I always loved the fuck out of space/astronomy afterwards.
Though it also helped me understand Dinosaurs/biology more, as well, space became my heart's fascination.

I was completely obsessed with space after a brief stint with dinos in kindergarden, to the point that I begged my parents for a giant space book for christmas (multiple times), and learning about, fantasizing, and obsessing over the space shuttle so much that I remember swamping my 3rd grade teacher with questions about/trying to look like a smartass with my knowledge of the Challenger disaster.

I remember the time in preschool that I actually thought about the concept of death seriously for once, cried for about 10 minutes, then promptly forgot about it. Guess my mind wasn't ready for that kind of deep shit huh

Holy fuck
I'm actually crying

Space. I blame Carl Sagan's DvDs.

I lost it when the spotlight focuses on the monster in the dark, and turns out to be a turd.

Thanks for sharing, been looking out for this ever since I saw a webm of the bear scene.

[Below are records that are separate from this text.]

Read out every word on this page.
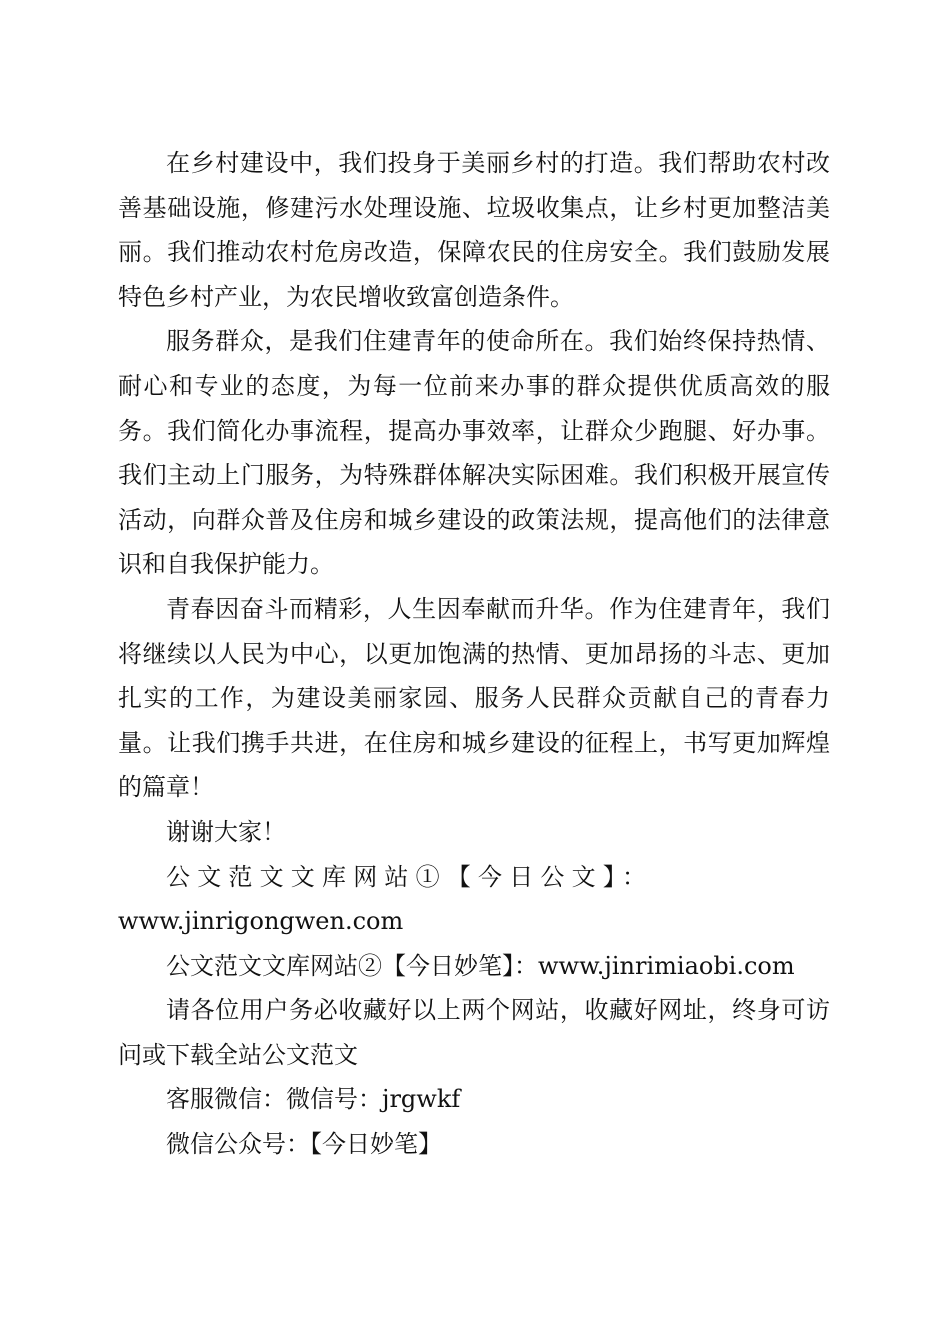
在乡村建设中，我们投身于美丽乡村的打造。我们帮助农村改善基础设施，修建污水处理设施、垃圾收集点，让乡村更加整洁美丽。我们推动农村危房改造，保障农民的住房安全。我们鼓励发展特色乡村产业，为农民增收致富创造条件。

服务群众，是我们住建青年的使命所在。我们始终保持热情、耐心和专业的态度，为每一位前来办事的群众提供优质高效的服务。我们简化办事流程，提高办事效率，让群众少跑腿、好办事。我们主动上门服务，为特殊群体解决实际困难。我们积极开展宣传活动，向群众普及住房和城乡建设的政策法规，提高他们的法律意识和自我保护能力。

青春因奋斗而精彩，人生因奉献而升华。作为住建青年，我们将继续以人民为中心，以更加饱满的热情、更加昂扬的斗志、更加扎实的工作，为建设美丽家园、服务人民群众贡献自己的青春力量。让我们携手共进，在住房和城乡建设的征程上，书写更加辉煌的篇章！

谢谢大家！

公文范文文库网站①【今日公文】：
www.jinrigongwen.com

公文范文文库网站②【今日妙笔】：www.jinrimiaobi.com

请各位用户务必收藏好以上两个网站，收藏好网址，终身可访问或下载全站公文范文

客服微信：微信号：jrgwkf

微信公众号：【今日妙笔】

I preferred chemistry to be honest.

dinosaurs, but i owned a telescope and used it to show the neighborhood the full moon at night.

Up to here, it is

Dinosaurs: 8
Space: 12

And a few notable subjects like volcanos (yes), cells and biology (yes), and chemistry (admittedly i was a bit older before this really caught me).

Dinosaurs easily

I love nature and animals. Shoulda been a zoologist desu.

Now I'm an adult I am far more fascinated in Space. It offers a future and isn't simply looking into the past like Dinos

Space, though dino fascination was certainly there. Nothing quite beats visiting the moon.